Despite the corporate propaganda about how individuals taking individual action will save us, it is becoming clear to most of us, even the children, that no amount of planting trees in the backyard or taking shorter showers, laudable though it might be, that will keep us under 1.5 degrees.
It is only immediate action by companies and industries, directed by Governments controlled by people power, which will bring us back from the brink. New Zealand has some of the highest emissions per capita in the world. Agriculture is responsible for 48 per cent of our emissions. That is largely down to methane and burping cows.
The ZCB suggests moderate constraints being placed on methane - a 10 percent reduction by 2030 and 24-47 per cent by 2050. Internationally the UN wants agricultural methane reduced 23-69 per cent by 2050.

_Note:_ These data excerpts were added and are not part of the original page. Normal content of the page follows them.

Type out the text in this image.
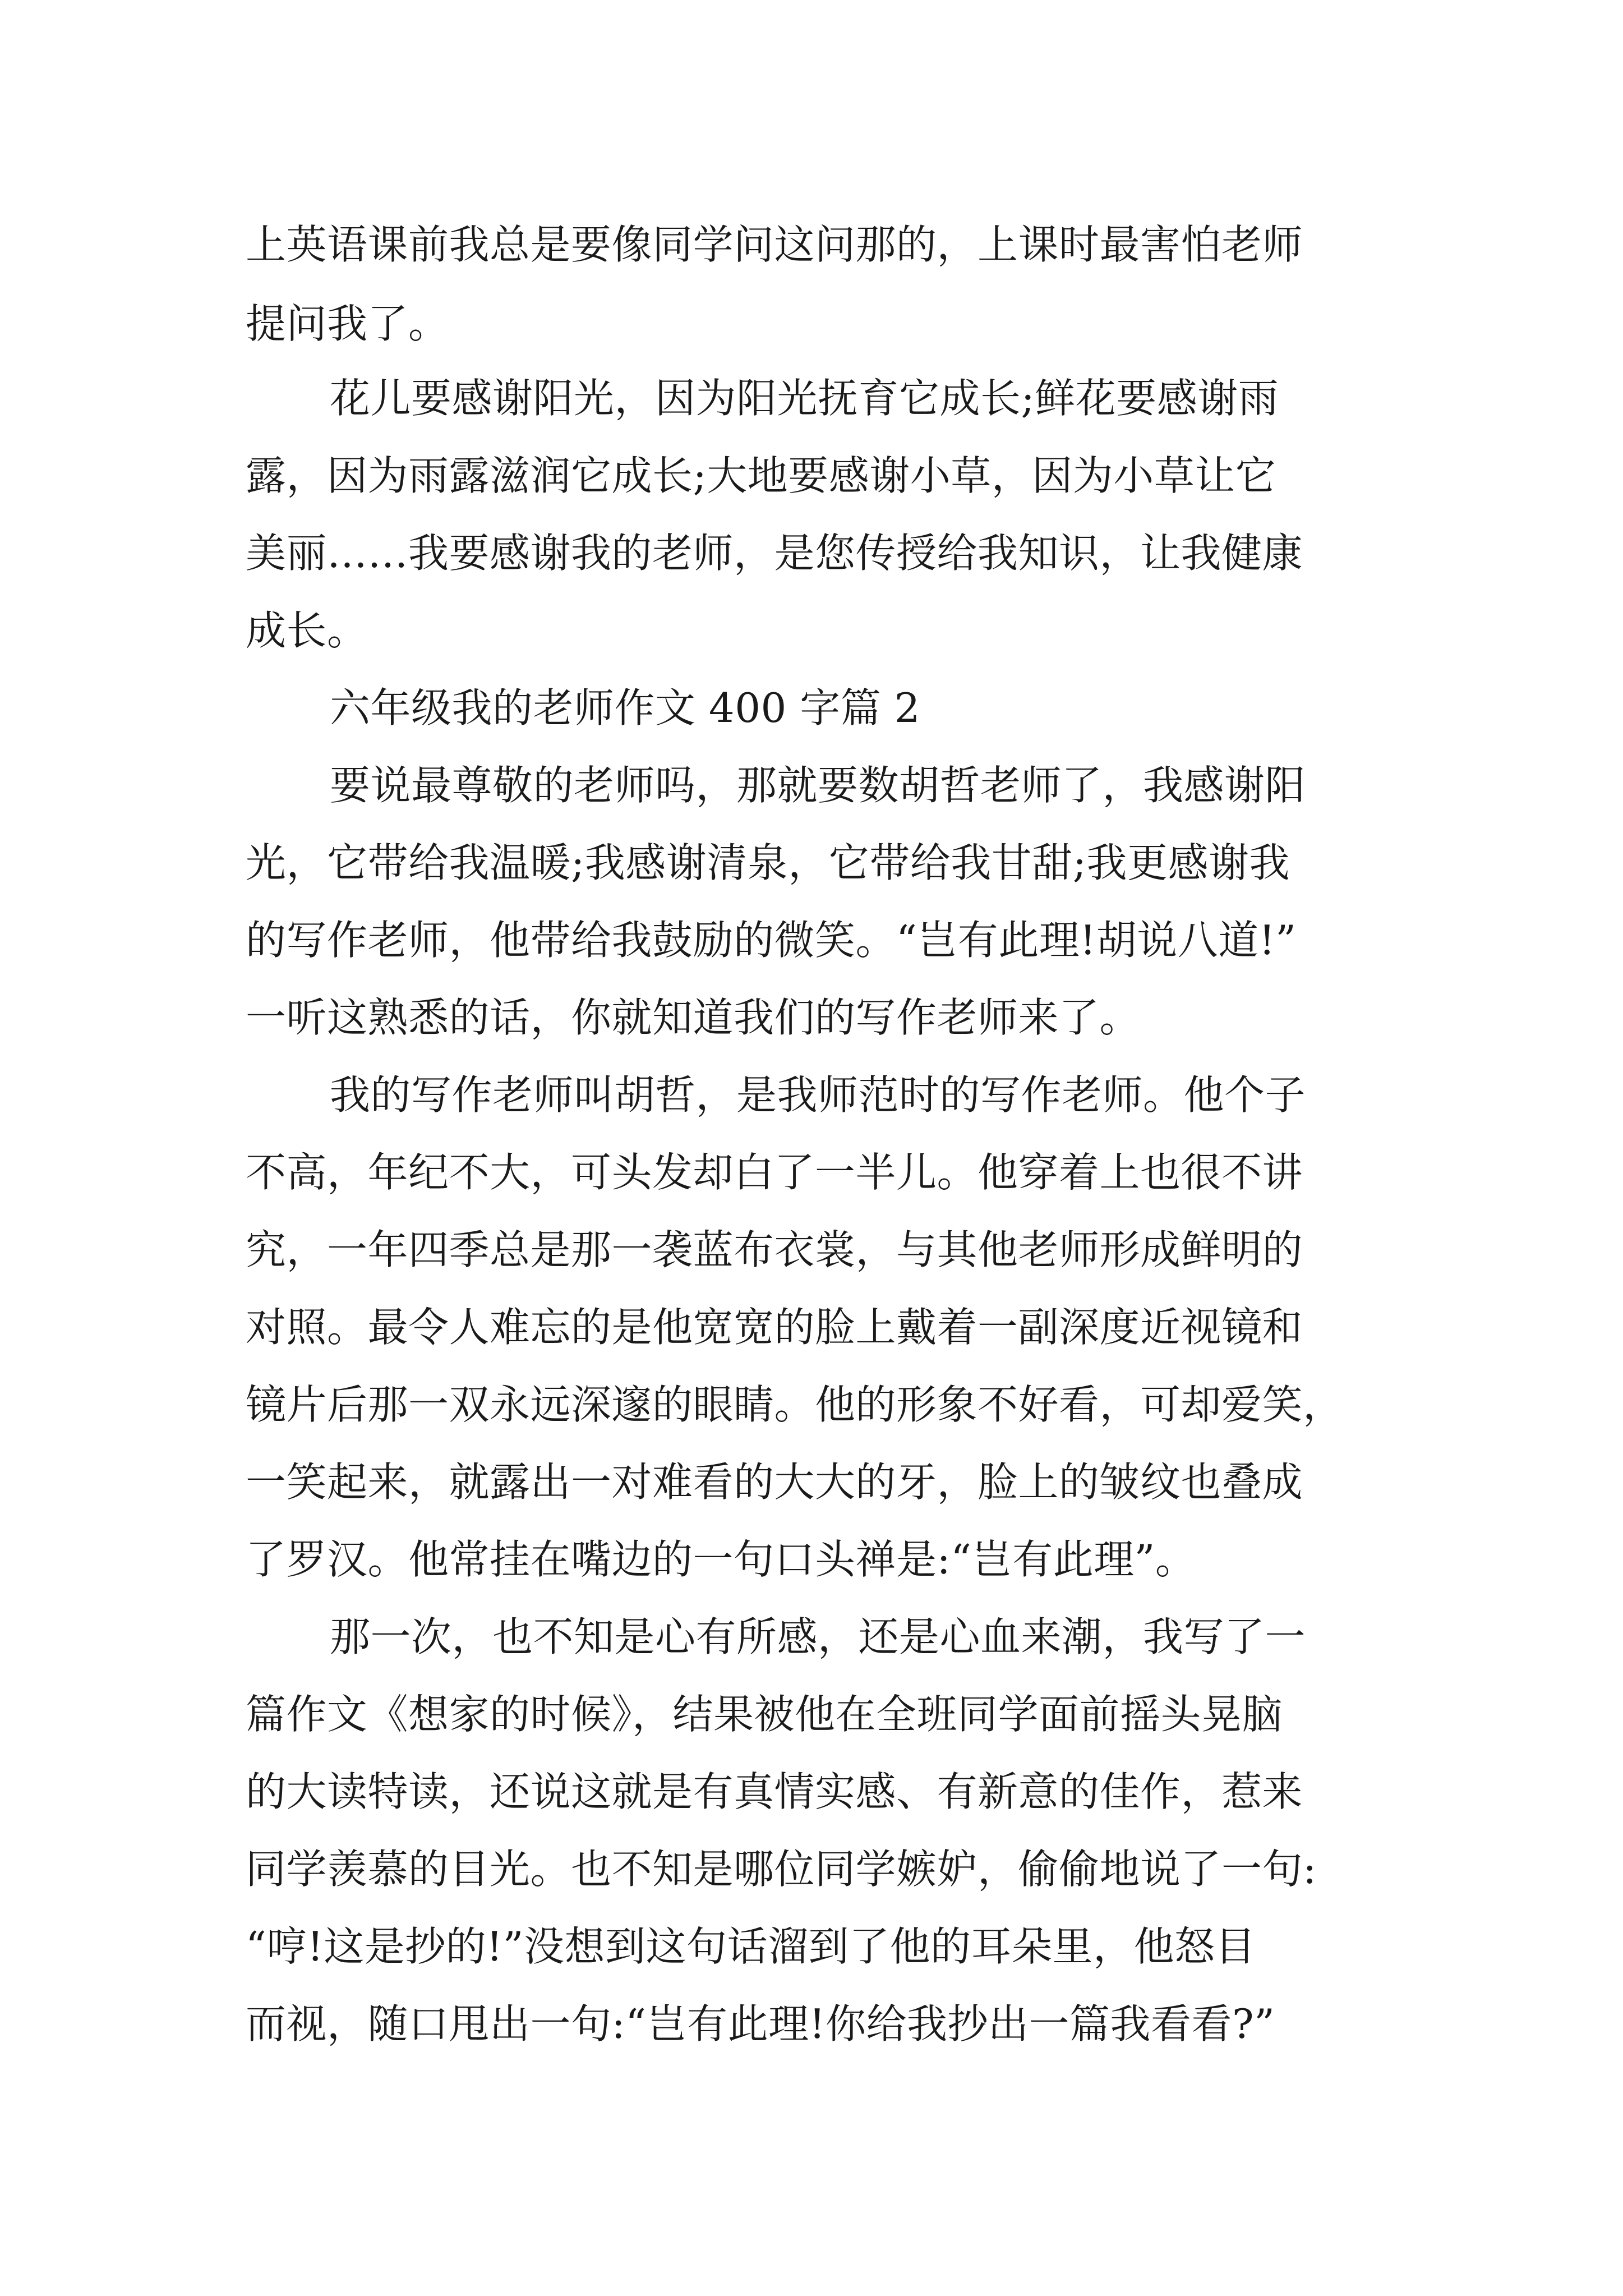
上英语课前我总是要像同学问这问那的，上课时最害怕老师
提问我了。
花儿要感谢阳光，因为阳光抚育它成长;鲜花要感谢雨
露，因为雨露滋润它成长;大地要感谢小草，因为小草让它
美丽……我要感谢我的老师，是您传授给我知识，让我健康
成长。
六年级我的老师作文 400 字篇 2
要说最尊敬的老师吗，那就要数胡哲老师了，我感谢阳
光，它带给我温暖;我感谢清泉，它带给我甘甜;我更感谢我
的写作老师，他带给我鼓励的微笑。“岂有此理!胡说八道!”
一听这熟悉的话，你就知道我们的写作老师来了。
我的写作老师叫胡哲，是我师范时的写作老师。他个子
不高，年纪不大，可头发却白了一半儿。他穿着上也很不讲
究，一年四季总是那一袭蓝布衣裳，与其他老师形成鲜明的
对照。最令人难忘的是他宽宽的脸上戴着一副深度近视镜和
镜片后那一双永远深邃的眼睛。他的形象不好看，可却爱笑，
一笑起来，就露出一对难看的大大的牙，脸上的皱纹也叠成
了罗汉。他常挂在嘴边的一句口头禅是:“岂有此理”。
那一次，也不知是心有所感，还是心血来潮，我写了一
篇作文《想家的时候》，结果被他在全班同学面前摇头晃脑
的大读特读，还说这就是有真情实感、有新意的佳作，惹来
同学羡慕的目光。也不知是哪位同学嫉妒，偷偷地说了一句:
“哼!这是抄的!”没想到这句话溜到了他的耳朵里，他怒目
而视，随口甩出一句:“岂有此理!你给我抄出一篇我看看?”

The farming lobby has done its best to devalue methane as a threat, to argue that methane and farming are special cases and should be treated differently.
Methane is a pressing problem for all of us. Globally methane levels that have been stable for some time are showing a marked increase and no-one knows why. One suggestion is that a feedback mechanism from climate change is degrading the process which breaks down methane in the atmosphere.
Rather than railing against the ZCB It would be refreshing to hear them say instead - as many progressive farmers already do - that I am in a great place to help my community and humankind by reducing methane emissions on my farm - and that's exactly what I'm going to do. Constraint can be the mother of invention.
Reduction of the herd is going to have to happen. That would involve switching from a bulk milk powder model to much more value-added approach. The sort of economics which would allow us to have fewer cows (and emissions) for the same amount of return.
As the Tirau recipient of a farming environmental award for halving emissions since 2003 was quoted saying - maybe it's time for the industry to drop its ego and arrogance.
"It's us, letting ourselves down."
Russel Norman is the Executive Director of Greenpeace New Zealand.